Understanding this pattern—where it comes from and what it means—begins with a potted plant, a Mimosa pudica, to be exact, that perched on the windowsill of an office in eighteenth-century France. Both the office and the plant belonged to Jean-Jacques d’Ortous de Mairan, a prominent astronomer of his time. Early one summer evening in 1729, de Mairan sat at his desk doing what both eighteenth-century French astronomers and twenty-first-century American writers do when they have serious work to complete: He was staring out the window. As twilight approached, de Mairan noticed that the leaves of the plant sitting on his windowsill had closed up. Earlier in the day, when sunlight streamed through the window, the leaves were spread open. This pattern—leaves unfurled during the sunny morning and furled as darkness loomed—spurred questions. How did the plant sense its surroundings?

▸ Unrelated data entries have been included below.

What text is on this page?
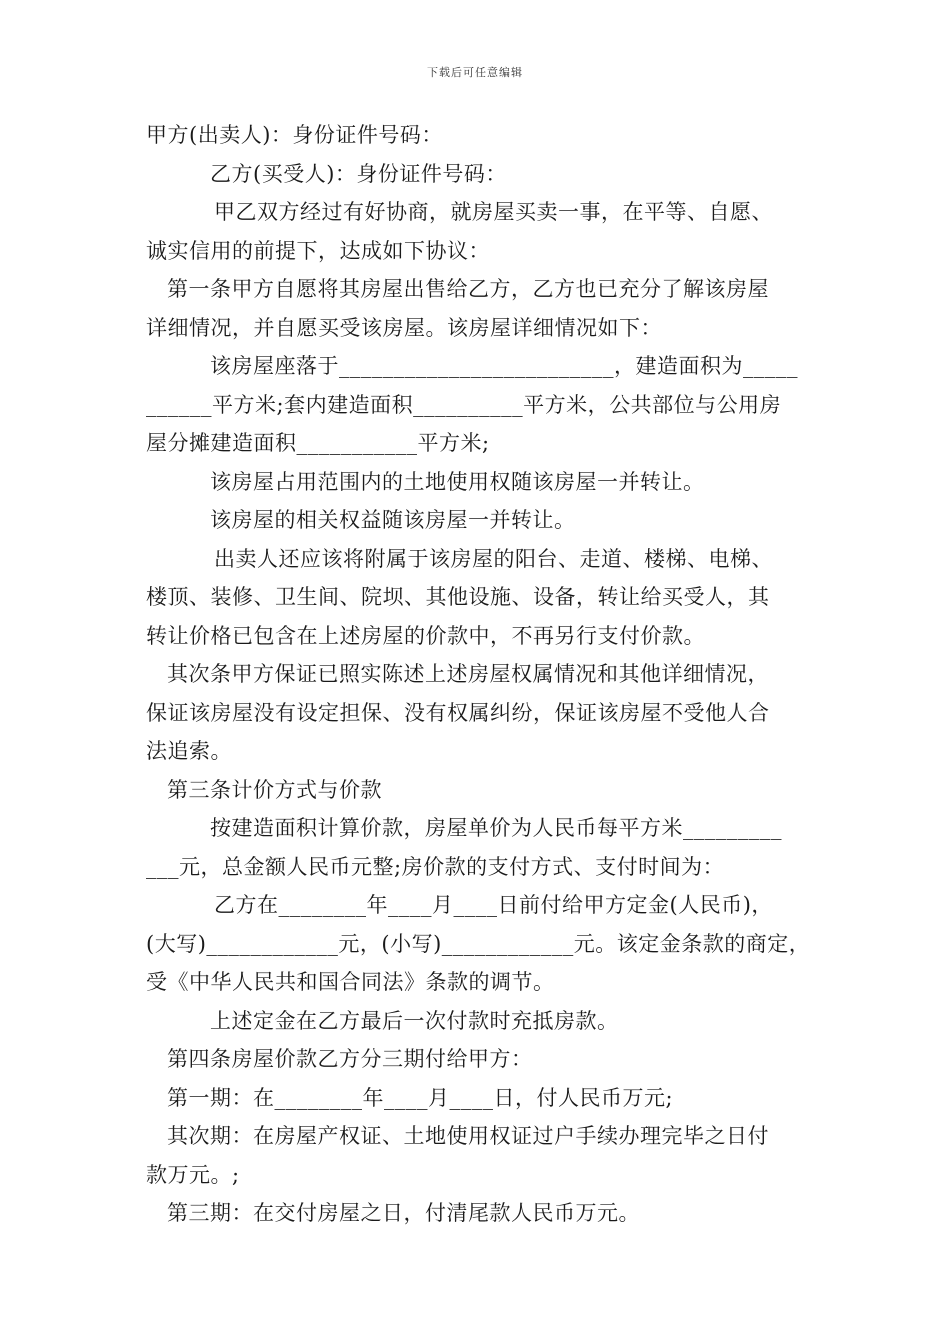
下载后可任意编辑
甲方(出卖人)：身份证件号码：
乙方(买受人)：身份证件号码：
甲乙双方经过有好协商，就房屋买卖一事，在平等、自愿、
诚实信用的前提下，达成如下协议：
第一条甲方自愿将其房屋出售给乙方，乙方也已充分了解该房屋
详细情况，并自愿买受该房屋。该房屋详细情况如下：
该房屋座落于_________________________，建造面积为_____
______平方米;套内建造面积__________平方米，公共部位与公用房
屋分摊建造面积___________平方米;
该房屋占用范围内的土地使用权随该房屋一并转让。
该房屋的相关权益随该房屋一并转让。
出卖人还应该将附属于该房屋的阳台、走道、楼梯、电梯、
楼顶、装修、卫生间、院坝、其他设施、设备，转让给买受人，其
转让价格已包含在上述房屋的价款中，不再另行支付价款。
其次条甲方保证已照实陈述上述房屋权属情况和其他详细情况，
保证该房屋没有设定担保、没有权属纠纷，保证该房屋不受他人合
法追索。
第三条计价方式与价款
按建造面积计算价款，房屋单价为人民币每平方米_________
___元，总金额人民币元整;房价款的支付方式、支付时间为：
乙方在________年____月____日前付给甲方定金(人民币)，
(大写)____________元，(小写)____________元。该定金条款的商定，
受《中华人民共和国合同法》条款的调节。
上述定金在乙方最后一次付款时充抵房款。
第四条房屋价款乙方分三期付给甲方：
第一期：在________年____月____日，付人民币万元;
其次期：在房屋产权证、土地使用权证过户手续办理完毕之日付
款万元。;
第三期：在交付房屋之日，付清尾款人民币万元。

And what would happen if that pattern of light and dark was disrupted?

So in what would become an act of historically productive procrastination, de Mairan removed the plant from the windowsill, stuck it in a cabinet, and shut the door to seal off light. The following morning, he opened the cabinet to check on the plant and—mon Dieu!—the leaves had unfurled despite being in complete darkness. He continued his investigation for a few more weeks, draping black curtains over his windows to prevent even a sliver of light from penetrating the office. The pattern remained. The Mimosa pudica’s leaves opened in the morning, closed in the evening. The plant wasn’t reacting to external light. It was abiding by its own internal clock.3

Since de Mairan’s discovery nearly three centuries ago, scientists have established that nearly all living things—from single-cell organisms that lurk in ponds to multicellular organisms that drive minivans—have biological clocks. These internal timekeepers play an essential role in proper functioning. They govern a collection of what are called circadian rhythms (from the Latin circa [around] and diem [day]) that set the daily backbeat of every creature’s life. (Indeed, from de Mairan’s potted plant eventually bloomed an entirely new science of biological rhythms known as chronobiology.)

For you and me, the biological Big Ben is the suprachiasmatic nucleus, or SCN, a cluster of some 20,000 cells the size of a grain of rice in the hypothalamus, which sits in the lower center of the brain. The SCN controls the rise and fall of our body temperature, regulates our hormones, and helps us fall asleep at night and awaken in the morning. The SCN’s daily timer runs a bit longer than it takes for the Earth to make one full rotation—about twenty-four hours and eleven minutes.4 So our built-in clock uses social cues (office schedules and bus timetables) and environmental signals (sunrise and sunset) to make small adjustments that bring the internal and external cycles more or less in synch, a process called “entrainment.”